December is a good month to get weird in the rose garden. The last autumn blossoms have wilted, the foliage has fallen, and park visitors slow to a trickle. Sometimes, after hours without seeing a single biped, the filter that usually separates this gardener’s inner monologue from speech weakens, and the roses become privy to many details of my personal life. They listen well, but they rarely respond. Tiring of their silence, I insert my earbuds and rumba my way onto a ladder to work on the park’s famed arbors. The music syncs with the rhythms of my work, and soon I am seven feet off the ground crooning with abandon. At some point I make out a faint “hey” amid the music. I hear it again, and out the corner of my eye a woman looking up at me breaks my trance, nearly knocking me off the ladder mid-croon.
“Sorry! I was listening to music!” I realize I’m shouting and yank the headphones from my ears.
The woman is bundled against the cold, the hood of her parka obscuring her face. “I was just going to ask what you’re doing up there?’”
“Oh. I’m covering the climbing roses on the arches with evergreen branches.”
“Well, partly because it looks festive. But also because the evergreens protect the plants during winter.”
Which brings me to the topic of this post: protecting roses in winter. A quick Google search yields countless techniques for safeguarding your roses in northern latitudes. The head rosarian at Elizabeth Park, Stephen Scanniello, describes several of them in his book A Year of Roses, including mounding with woodchips (p. 169), building or growing wind barriers (p. 171), wrapping climbers and ramblers (p. 173), and for the most determined rose-growers, the famed “Minnesota Tip” (p. 171). The intention of this post is not to exhaust all the options, but rather to highlight our winter strategy here in the Elizabeth Park rose garden.
The immensity of our garden—2 ½ acres—immediately limits the scope of our protection efforts, which in a way is a good thing because it compels us to grow roses that are naturally well-suited to the Connecticut climate. But even with winter-hardy plants there are still specimens that require protection. For example, even the toughest roses are vulnerable when young; hence, we mound wood chips over specimens that were planted later in the season.
Our most ambitious preparation for winter, however, comes with covering the ramblers that envelop the park’s famed archways. The cultivars that grow on the arches—Excelsa, Dorothy Perkins, and Crimson Rambler—are relatively winter-hardy, but the arbors’ sheer proportions (the larger ones are about 10’ X 12’) require us to preserve as much of the plant as possible in order to encourage good coverage the following season. For this reason, we wrap the arches with fir and spruce branches. Not only do these evergreens put the garden in the holiday mood, but unlike other materials such as hay or soil they repel moisture, reducing the likelihood of spreading fungal diseases.
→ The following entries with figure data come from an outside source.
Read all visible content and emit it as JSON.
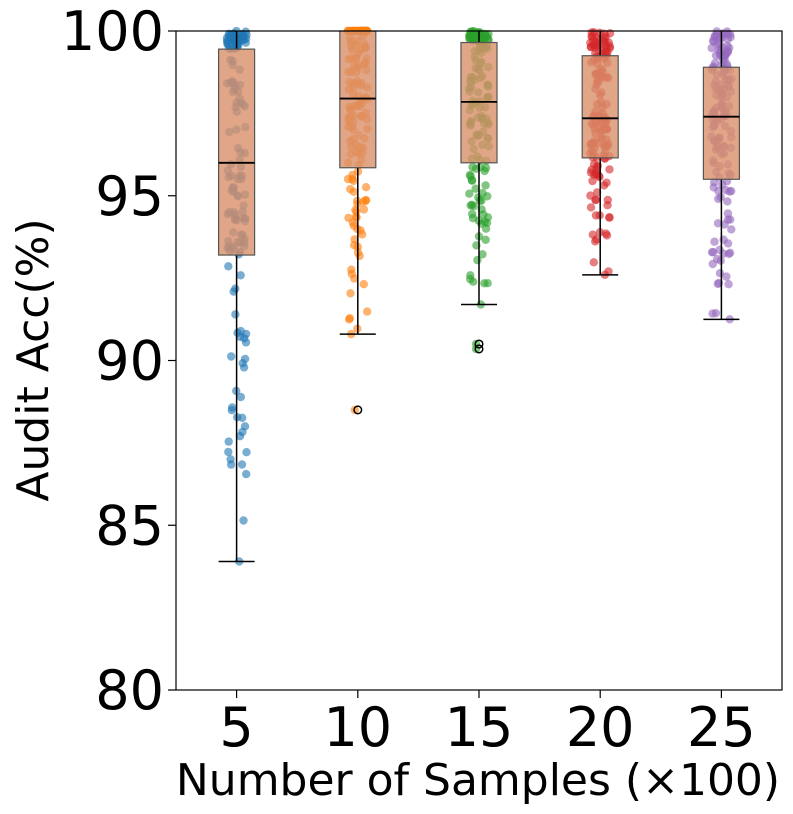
{
  "chart_data": {
    "type": "box",
    "title": "",
    "xlabel": "Number of Samples (×100)",
    "ylabel": "Audit Acc(%)",
    "ylim": [
      80,
      100
    ],
    "yticks": [
      80,
      85,
      90,
      95,
      100
    ],
    "categories": [
      "5",
      "10",
      "15",
      "20",
      "25"
    ],
    "box_fill": "#d9906a",
    "box_stroke": "#555555",
    "median_color": "#000000",
    "point_colors": [
      "#1f77b4",
      "#ff7f0e",
      "#2ca02c",
      "#d62728",
      "#9467bd"
    ],
    "boxes": [
      {
        "category": "5",
        "whisker_low": 83.9,
        "q1": 93.2,
        "median": 96.0,
        "q3": 99.45,
        "whisker_high": 100.0,
        "outliers": []
      },
      {
        "category": "10",
        "whisker_low": 90.8,
        "q1": 95.85,
        "median": 97.95,
        "q3": 100.0,
        "whisker_high": 100.0,
        "outliers": [
          88.5
        ]
      },
      {
        "category": "15",
        "whisker_low": 91.7,
        "q1": 96.0,
        "median": 97.85,
        "q3": 99.65,
        "whisker_high": 100.0,
        "outliers": [
          90.5,
          90.35
        ]
      },
      {
        "category": "20",
        "whisker_low": 92.6,
        "q1": 96.15,
        "median": 97.35,
        "q3": 99.25,
        "whisker_high": 100.0,
        "outliers": []
      },
      {
        "category": "25",
        "whisker_low": 91.25,
        "q1": 95.5,
        "median": 97.4,
        "q3": 98.9,
        "whisker_high": 100.0,
        "outliers": []
      }
    ],
    "points_per_group": 150
  }
}
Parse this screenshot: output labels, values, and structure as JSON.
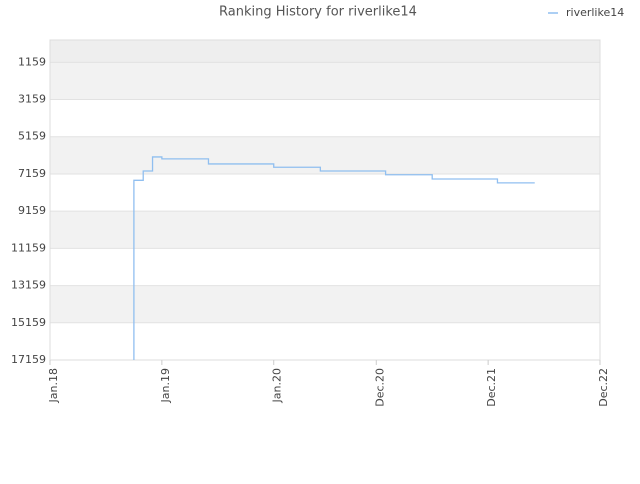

To apply the evergreens, we start at the top, always aiming the branches downward (stems toward the sky), fastening them with jute twine as we work.
A final note about roses and winter: It’s not just cold that threatens rose plants. To be sure, many cultivars are vulnerable to low temperatures. Here in USDA hardiness zone 6b we can’t grow many varieties due to sub-zero lows that occasionally afflict central Connecticut in the depths of winter. But more than the cold, rose growers need to be weary of winter warm spells. A prolonged thaw can provoke a rose to emerge from its dormancy, leaving canes newly swelling with life vulnerable to freeze damage when colder temps return. Other factors that can contribute to winter damage are wind and ice storms. Snow on the other hand can be good for roses as sustained snow cover insulates plants against temperature fluctuations.
To illustrate these principles, look no further than the previous winter, 2017-18, which brought the perfect confluence of unfavorable conditions: A warm fall encouraged plants to produce new growth late in the season. Sub-zero temperatures around New Years’ zapped these tender new canes and knocked less cold-hardy specimens back to the ground. Record highs in February (it hit 73 on February 21st!) started coaxing plants out of dormancy, and late season ice and sleet storms in March and April thumped just about anything left standing. On top of the temperature fluctuations, 2017-18 offered little snow cover to insulate plants against wintry mood swings. By the time pruning season rolled around most of our hybrid teas, floribundas, and grandifloras had to be cut back to the ground to remove winterkill. Even several of our climbers and ramblers had died back to ground level. Fortunately, roses are resilient by nature, and by mid-summer (if not earlier), most specimens had returned to at least knee-level and were producing brilliant new blossoms. And the ones that didn’t return offered us a convenient excuse to dig out old beds and try out some new—and hopefully hardier—cultivars.
Scanniello, S. (2006). A Year of Roses. Nashville, TN: Cool Springs Press.